Publié le 8 octobre 2021 par : M. Quatennens, Mme Autain, M. Bernalicis, M. Coquerel, M. Corbière, Mme Fiat, M. Lachaud, M. Larive, M. Mélenchon, Mme Obono, Mme Panot, M. Prud'homme, M. Ratenon, Mme Ressiguier, Mme Rubin, M. Ruffin, Mme Taurine.
Compléter cet article par les trois alinéas suivants :
« VI. – L’article L. 8221‑6 du code du travail est complété par un III ainsi rédigé :
« III. – Le I du présent article et l’article L. 8221‑6‑1 du présent code ne s’appliquent pas au travailleur lié à une plateforme de mise en relation par voie électronique définies à l’article 242 bis du code général des impôts lorsque celle-ci détermine les caractéristiques de la prestation de service fournie ou du bien vendu par le travailleur et fixe son prix. Le travailleur est présumé être lié à cette plateforme par un contrat de travail.

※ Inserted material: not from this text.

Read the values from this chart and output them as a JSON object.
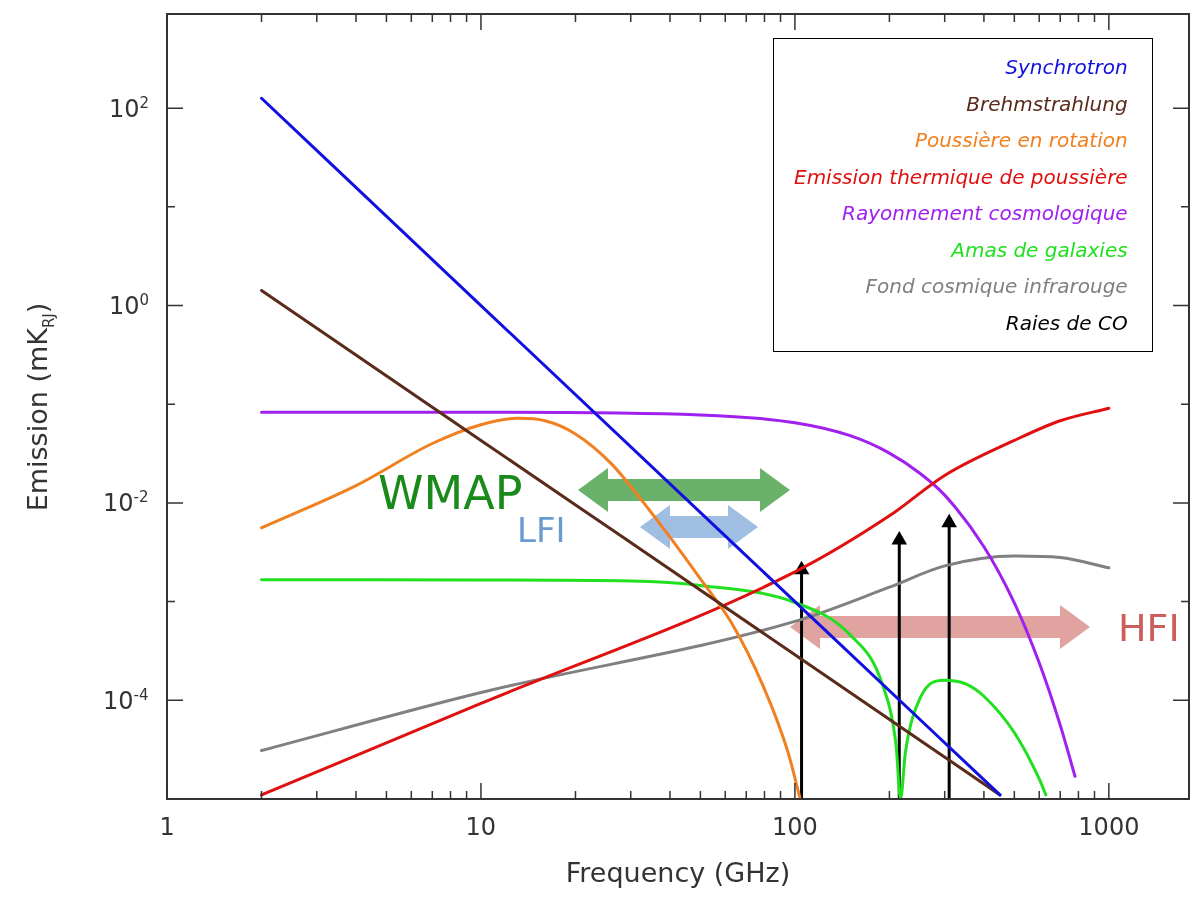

« L’inexistence d’un contrat de travail peut toutefois être établie lorsque la plateforme mentionnée au III. 1. démontre que le travailleur a exécuté sa prestation dans des conditions exclusives de tout lien de subordination juridique à l’égard de celle-ci. » »
Par cet amendement, nous souhaitons renverser la présomption d’indépendance des travailleurs des plateformes en une présomption de salariat pour améliorer les droits sociaux des travailleurs des plateformes.
L’émergence des plateformes a donné naissance à un nouveau type de travail reconnu par la loi comme « indépendants » mais qui, dans les faits, ne sont ni salariés, ni indépendants. Chauffeurs de VTC, livreurs à vélo, prestataires de services multiples et au volume grandissant, ces travailleurs ne sont pas libres de fixer leur tarif, d’établir leur rythme de travail et, dans de plus en plus de cas (comme les chauffeurs VTC qui louent leur voiture pour travailler) ne possèdent pas leur outil de travail. Pour certains comme les livreurs à vélo, l’uniforme est imposé.
Ces travailleurs ne sont pas, de fait, indépendants car ils n’ont aucune des libertés liées à ce statut.
Hélas, ils n’ont pas non plus les protections liées au statut de salarié : leurs accidents du travail ne sont pas indemnisés et leur plate-forme n’est pas responsable, ils n’ont pas de représentants du personnel, ils n’ont pas de salaire minimum, ils n’ont en fait aucun garantie compensatrice de leur position de subordination.
La Cour de Cassation a confirmé le 4 mars 2020 la décision de la cour d’appel de Paris du 11 janvier 2019 estimant que le lien qui unissait un ancien chauffeur à Uber était bien un « contrat de travail ». Elle acte l’existence « d’un lien de subordination entre le chauffeur et Uber lors de la connexion à la plateforme numérique, son statut d’indépendant n’étant que fictif ». En novembre 2018, la Cour de Cassation avait aussi cassé l’arrêt de la Cour d’appel de Paris du 20 avril 2017 qui refusait la requalification du contrat d’un livreur Take Eat Easy en contrat de travail, soulignant un « lien de subordination caractérisé ». Le Parlement européen, dans un rapport voté le 16 septembre, estime lui aussi que ces travailleurs doivent être présumés salariés, que la charge de la preuve doit être inversée et que toute forme de statut intermédiaire doit être repoussée.
Le tiers statut qui ne dit pas son nom entériné par l’ordonnance du 21 avril 2021 ne permet pas une amélioration ambitieuse des droits sociaux des travailleurs des plateformes : la présomption de salariat permettra aux « indépendants » le souhaitant de faire plus facilement requalifier leur contrat en contrat de travail, avec les droits sociaux afférents.
L’Espagne a montré la voie en introduisant la présomption salariale pour les livreurs à vélo après concertation avec les partenaires sociaux : suivons ce chemin pour faire cesser cette situation aberrante qui désorganise massivement de plus en plus de secteurs et plonge ces salariés de fait dans la précarité.